Environment Washington researchers, who created the online map, found that this year set the record for the largest wildfire in Washington State history. The Okanogan Complex of wildfires burned more than 250,000 acres. Scientists say unchecked global warming will increase the frequency, severity and the catastrophic impacts of summer wildfires. Washington witnessed these increases, with more than 8 million acres scorched in less than a month.
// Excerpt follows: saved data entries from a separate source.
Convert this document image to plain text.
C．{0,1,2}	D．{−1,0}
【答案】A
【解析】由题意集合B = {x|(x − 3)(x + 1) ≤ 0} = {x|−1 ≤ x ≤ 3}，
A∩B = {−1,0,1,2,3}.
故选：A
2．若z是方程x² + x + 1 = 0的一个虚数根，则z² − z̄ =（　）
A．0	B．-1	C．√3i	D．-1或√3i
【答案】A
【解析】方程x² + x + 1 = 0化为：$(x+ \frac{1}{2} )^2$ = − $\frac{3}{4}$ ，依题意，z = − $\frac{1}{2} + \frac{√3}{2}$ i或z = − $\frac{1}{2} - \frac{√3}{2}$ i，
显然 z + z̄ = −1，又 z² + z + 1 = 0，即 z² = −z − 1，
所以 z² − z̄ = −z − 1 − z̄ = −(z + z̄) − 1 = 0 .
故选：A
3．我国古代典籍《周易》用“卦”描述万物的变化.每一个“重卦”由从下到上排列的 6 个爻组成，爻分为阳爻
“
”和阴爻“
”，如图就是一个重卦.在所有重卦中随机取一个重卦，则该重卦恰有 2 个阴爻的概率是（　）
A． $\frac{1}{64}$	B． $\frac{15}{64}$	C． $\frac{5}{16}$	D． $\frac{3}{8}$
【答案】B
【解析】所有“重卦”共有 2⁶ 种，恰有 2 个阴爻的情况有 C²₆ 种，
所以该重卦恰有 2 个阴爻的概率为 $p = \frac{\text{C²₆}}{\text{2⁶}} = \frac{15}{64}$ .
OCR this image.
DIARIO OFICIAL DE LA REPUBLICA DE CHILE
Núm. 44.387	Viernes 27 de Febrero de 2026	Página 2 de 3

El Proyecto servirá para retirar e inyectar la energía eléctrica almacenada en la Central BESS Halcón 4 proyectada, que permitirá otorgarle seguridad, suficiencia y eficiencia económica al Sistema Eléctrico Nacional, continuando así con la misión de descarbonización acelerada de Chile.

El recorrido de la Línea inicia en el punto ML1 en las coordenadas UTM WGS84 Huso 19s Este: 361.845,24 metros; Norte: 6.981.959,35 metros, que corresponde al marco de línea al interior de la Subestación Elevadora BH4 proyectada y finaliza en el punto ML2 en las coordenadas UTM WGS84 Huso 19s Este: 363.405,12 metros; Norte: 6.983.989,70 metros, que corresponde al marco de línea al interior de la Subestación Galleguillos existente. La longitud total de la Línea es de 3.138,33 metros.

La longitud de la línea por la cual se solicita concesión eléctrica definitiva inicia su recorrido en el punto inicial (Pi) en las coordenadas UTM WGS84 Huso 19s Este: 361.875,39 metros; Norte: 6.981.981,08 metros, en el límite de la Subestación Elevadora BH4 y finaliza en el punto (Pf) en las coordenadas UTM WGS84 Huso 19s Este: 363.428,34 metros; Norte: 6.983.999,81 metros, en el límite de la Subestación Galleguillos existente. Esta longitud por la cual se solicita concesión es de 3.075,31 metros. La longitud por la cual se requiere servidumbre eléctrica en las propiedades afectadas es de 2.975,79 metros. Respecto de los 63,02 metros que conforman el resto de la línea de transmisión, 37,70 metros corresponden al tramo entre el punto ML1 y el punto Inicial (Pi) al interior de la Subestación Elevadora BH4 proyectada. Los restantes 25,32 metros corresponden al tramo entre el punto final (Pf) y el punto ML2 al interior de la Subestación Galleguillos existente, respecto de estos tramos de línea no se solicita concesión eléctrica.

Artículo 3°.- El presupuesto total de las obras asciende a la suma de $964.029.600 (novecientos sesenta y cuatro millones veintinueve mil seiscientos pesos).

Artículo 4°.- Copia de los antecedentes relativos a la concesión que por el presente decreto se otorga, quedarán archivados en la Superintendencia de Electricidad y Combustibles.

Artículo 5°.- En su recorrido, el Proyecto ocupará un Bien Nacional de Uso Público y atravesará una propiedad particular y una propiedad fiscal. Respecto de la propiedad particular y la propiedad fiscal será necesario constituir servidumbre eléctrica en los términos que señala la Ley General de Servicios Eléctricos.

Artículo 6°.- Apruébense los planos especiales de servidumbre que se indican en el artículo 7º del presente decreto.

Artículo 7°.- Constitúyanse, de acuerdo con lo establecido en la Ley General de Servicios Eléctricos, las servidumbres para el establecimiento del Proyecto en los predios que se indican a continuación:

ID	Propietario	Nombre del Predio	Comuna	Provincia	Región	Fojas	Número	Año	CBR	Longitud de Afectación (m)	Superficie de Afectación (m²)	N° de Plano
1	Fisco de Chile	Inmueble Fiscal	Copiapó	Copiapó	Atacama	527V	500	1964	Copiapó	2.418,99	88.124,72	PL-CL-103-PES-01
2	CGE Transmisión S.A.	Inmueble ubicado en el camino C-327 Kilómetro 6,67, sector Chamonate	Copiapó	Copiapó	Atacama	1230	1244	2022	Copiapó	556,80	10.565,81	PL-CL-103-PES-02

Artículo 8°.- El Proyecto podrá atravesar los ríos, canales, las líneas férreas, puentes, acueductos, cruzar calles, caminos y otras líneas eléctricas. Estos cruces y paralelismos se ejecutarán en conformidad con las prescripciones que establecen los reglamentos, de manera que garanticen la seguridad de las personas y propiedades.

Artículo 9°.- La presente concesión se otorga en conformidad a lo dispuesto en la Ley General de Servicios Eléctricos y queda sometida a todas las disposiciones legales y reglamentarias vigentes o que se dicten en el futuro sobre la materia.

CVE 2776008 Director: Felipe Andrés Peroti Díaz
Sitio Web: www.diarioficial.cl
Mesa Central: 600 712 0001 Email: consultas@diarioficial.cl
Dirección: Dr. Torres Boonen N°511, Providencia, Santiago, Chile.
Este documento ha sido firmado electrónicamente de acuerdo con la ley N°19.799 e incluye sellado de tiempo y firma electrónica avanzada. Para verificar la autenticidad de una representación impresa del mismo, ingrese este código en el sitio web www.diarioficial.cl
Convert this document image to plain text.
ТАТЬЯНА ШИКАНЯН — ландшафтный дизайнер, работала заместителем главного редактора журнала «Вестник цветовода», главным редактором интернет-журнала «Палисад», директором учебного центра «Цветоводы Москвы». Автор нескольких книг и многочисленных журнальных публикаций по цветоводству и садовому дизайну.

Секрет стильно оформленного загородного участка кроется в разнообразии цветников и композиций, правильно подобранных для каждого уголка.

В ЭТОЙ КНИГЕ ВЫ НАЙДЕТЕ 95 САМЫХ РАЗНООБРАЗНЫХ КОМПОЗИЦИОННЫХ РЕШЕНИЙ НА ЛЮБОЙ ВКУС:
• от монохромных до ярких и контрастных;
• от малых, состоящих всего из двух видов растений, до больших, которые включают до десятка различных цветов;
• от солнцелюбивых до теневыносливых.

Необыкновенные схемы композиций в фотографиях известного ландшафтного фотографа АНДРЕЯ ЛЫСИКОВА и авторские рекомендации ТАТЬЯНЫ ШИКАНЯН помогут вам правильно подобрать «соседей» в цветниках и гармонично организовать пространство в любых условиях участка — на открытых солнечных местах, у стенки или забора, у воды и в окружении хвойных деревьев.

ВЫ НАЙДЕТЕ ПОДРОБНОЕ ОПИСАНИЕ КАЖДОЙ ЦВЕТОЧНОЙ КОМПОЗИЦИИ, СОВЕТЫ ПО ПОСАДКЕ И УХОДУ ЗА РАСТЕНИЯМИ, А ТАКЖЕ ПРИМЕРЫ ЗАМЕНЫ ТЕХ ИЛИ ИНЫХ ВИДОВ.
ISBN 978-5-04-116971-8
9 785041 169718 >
Scientists predict unchecked global warming will increase the frequency, severity and the catastrophic impacts of events like this.
The map reveals that nationwide, more than 40 million Americans live in counties that were affected by more than five weather disasters over the last five years, while counties housing 96 percent of the population experienced declared disasters at least once.
The analysis comes as states along the West Coast, including Washington, lead the fight to implement the Clean Power Plan, the first-ever limits on carbon pollution.
It also comes just weeks before world leaders convene in Paris to reach an international agreement to slash global warming emissions.
“Climate change poses immediate threats to our security and the resources of our region,” said King County Council Chair Larry Phillips. “As such, I am honored to attend the United Nations Conference on Climate Change in Paris this December to represent King County as a Local Climate Leaders Circle delegate, urging support for a global climate agreement as a critical step for governments around the world to reduce their carbon footprint and prevent the disasters we already see happening around us.”
Since the pre-industrial era, average global temperature has increased by nearly a degree Celsius, and climate scientists view another degree increase as untenable, leading to increasingly extreme weather events that will make parts of the world uninhabitable.